El inicio del año 2026 marcará un nuevo récord en el sistema de pensiones español, al fijarse la edad legal para la jubilación ordinaria en 66 años y 10 meses para quienes no hayan alcanzado un periodo de cotización de 38 años y tres meses. Este aumento de dos meses en comparación con 2025 constituye el último escalón del proceso transitorio iniciado en 2013, que concluirá en 2027 con la edad definitiva de jubilación establecida en 67 años para los trabajadores con menos de 38 años y seis meses cotizados.

La legislación actual permite, sin embargo, que quienes acrediten un mínimo de 38 años y tres meses cotizados puedan retirarse a los 65 años sin sufrir penalizaciones. Esta distinción en la edad para acceder a la jubilación responde a la reforma de pensiones acordada en 2011, la cual ha ido elevando progresivamente la edad de retiro desde los 65 años iniciales. Desde 2018, la edad de jubilación ha aumentado dos meses anualmente, mientras que entre 2013 y 2017 el crecimiento fue de un mes por año.

El calendario de transición establece que, desde 2027, únicamente los trabajadores con al menos 38 años y seis meses de cotización podrán jubilarse a los 65 años. Los demás deberán esperar hasta los 67 años para acceder al 100% de la pensión.

Nuevas reglas para el cálculo de la pensión

Desde 2026, el sistema de pensiones español implementará un nuevo modelo dual para el cálculo de la prestación, introducido en la reforma impulsada por el entonces ministro José Luis Escrivá. Según ha informado EFE, este esquema permitirá elegir entre dos alternativas: considerar los últimos 29 años de la carrera laboral, excluyendo los 24 meses menos favorables, o conservar el método vigente, que se basa en los últimos 25 años cotizados.

La aplicación de este modelo será gradual durante 12 años, comenzando en 2026, cuando será factible calcular la pensión tomando en cuenta los últimos 304 meses cotizados (25,33 años), descartando dos meses, o bien optar por los 25 años actuales. La meta es que, para 2037, los trabajadores disfruten de ambas opciones, aunque a partir de 2044 solo quedará disponible la modalidad de los 29 años menos los dos peores meses.

Estudios demuestran que esto sucede debido a que la esperanza de vida aumenta

Jubilación anticipada y parcial: requisitos en 2026

El acceso a la jubilación anticipada en 2026 conserva la opción de retirarse hasta dos años antes de la edad ordinaria en el caso voluntario, y hasta cuatro años antes en el involuntario. El Instituto BBVA de Pensiones ha detallado que, para la jubilación anticipada voluntaria, será requisito tener 64 años y 10 meses si se acumula menos de 38 años y tres meses cotizados, o 63 años si se supera dicho periodo. En modalidad involuntaria, la edad mínima será 62 años y 10 meses para quienes no alcancen los 38 años y tres meses, y de 61 años para quienes los hayan cumplido.

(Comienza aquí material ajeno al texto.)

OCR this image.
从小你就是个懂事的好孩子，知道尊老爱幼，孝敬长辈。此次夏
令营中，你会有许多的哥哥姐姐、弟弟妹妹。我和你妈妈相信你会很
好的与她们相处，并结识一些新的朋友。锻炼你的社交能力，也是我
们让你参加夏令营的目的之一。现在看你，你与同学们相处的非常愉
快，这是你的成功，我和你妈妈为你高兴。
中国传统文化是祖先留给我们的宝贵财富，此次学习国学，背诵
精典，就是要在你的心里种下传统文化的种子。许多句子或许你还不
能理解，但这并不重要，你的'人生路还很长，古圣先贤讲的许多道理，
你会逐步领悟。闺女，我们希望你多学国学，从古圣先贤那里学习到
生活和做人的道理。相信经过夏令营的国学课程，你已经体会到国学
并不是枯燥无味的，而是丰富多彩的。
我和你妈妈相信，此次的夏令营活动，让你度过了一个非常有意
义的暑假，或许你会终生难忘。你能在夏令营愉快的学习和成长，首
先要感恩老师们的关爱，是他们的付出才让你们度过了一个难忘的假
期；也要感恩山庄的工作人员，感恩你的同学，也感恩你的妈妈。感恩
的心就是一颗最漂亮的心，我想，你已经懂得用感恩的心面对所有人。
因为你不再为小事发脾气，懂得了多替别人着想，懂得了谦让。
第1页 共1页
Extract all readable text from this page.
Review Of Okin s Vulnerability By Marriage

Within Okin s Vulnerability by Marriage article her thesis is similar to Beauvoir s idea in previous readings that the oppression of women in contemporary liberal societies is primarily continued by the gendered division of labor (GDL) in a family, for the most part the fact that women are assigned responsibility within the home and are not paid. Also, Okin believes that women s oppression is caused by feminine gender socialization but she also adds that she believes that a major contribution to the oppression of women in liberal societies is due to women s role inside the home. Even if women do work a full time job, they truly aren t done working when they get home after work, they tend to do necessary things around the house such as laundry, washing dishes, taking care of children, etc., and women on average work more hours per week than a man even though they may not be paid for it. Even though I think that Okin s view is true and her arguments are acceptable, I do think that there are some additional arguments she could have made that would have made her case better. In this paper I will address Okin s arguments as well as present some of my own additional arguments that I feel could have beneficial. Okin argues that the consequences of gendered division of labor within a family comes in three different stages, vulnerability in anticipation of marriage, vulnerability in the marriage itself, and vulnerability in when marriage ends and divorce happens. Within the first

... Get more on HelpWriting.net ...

Respecto a la jubilación parcial, existen dos modalidades distintas. La jubilación parcial con contrato de relevo requiere una edad mínima tres años menor que la edad legal ordinaria de jubilación. Así, en 2026, quienes tengan menos de 38 años y tres meses cotizados podrán acceder a partir de los 63 años y 10 meses, mientras quienes superen ese periodo podrán hacerlo desde los 62 años. Por otro lado, la jubilación parcial sin contrato de relevo solo estará permitida a partir de la edad ordinaria de jubilación correspondiente a cada caso.

Incrementos en cotizaciones y bases reguladoras

En 2026 se ha registrado un nuevo aumento en la cotización correspondiente al Mecanismo de Equidad Intergeneracional (MEI), que ha pasado del 0,8% al 0,9%. De este porcentaje, el 0,75% corresponde a la empresa y el 0,15% al trabajador. Esta sobrecotización busca fortalecer los recursos del sistema frente al esperado incremento del gasto derivado de las jubilaciones de la generación del ‘baby boom’. El objetivo es alcanzar un 1,2% en 2029 y mantenerlo hasta 2050.

Por otra parte, las pensiones mínimas y no contributivas han experimentado en 2026 una revalorización superior a la media de la inflación. Estas prestaciones, que reciben aproximadamente 2,5 millones de personas, deben incrementarse más que las demás, superando el 2,7% establecido por la evolución promedio de los precios.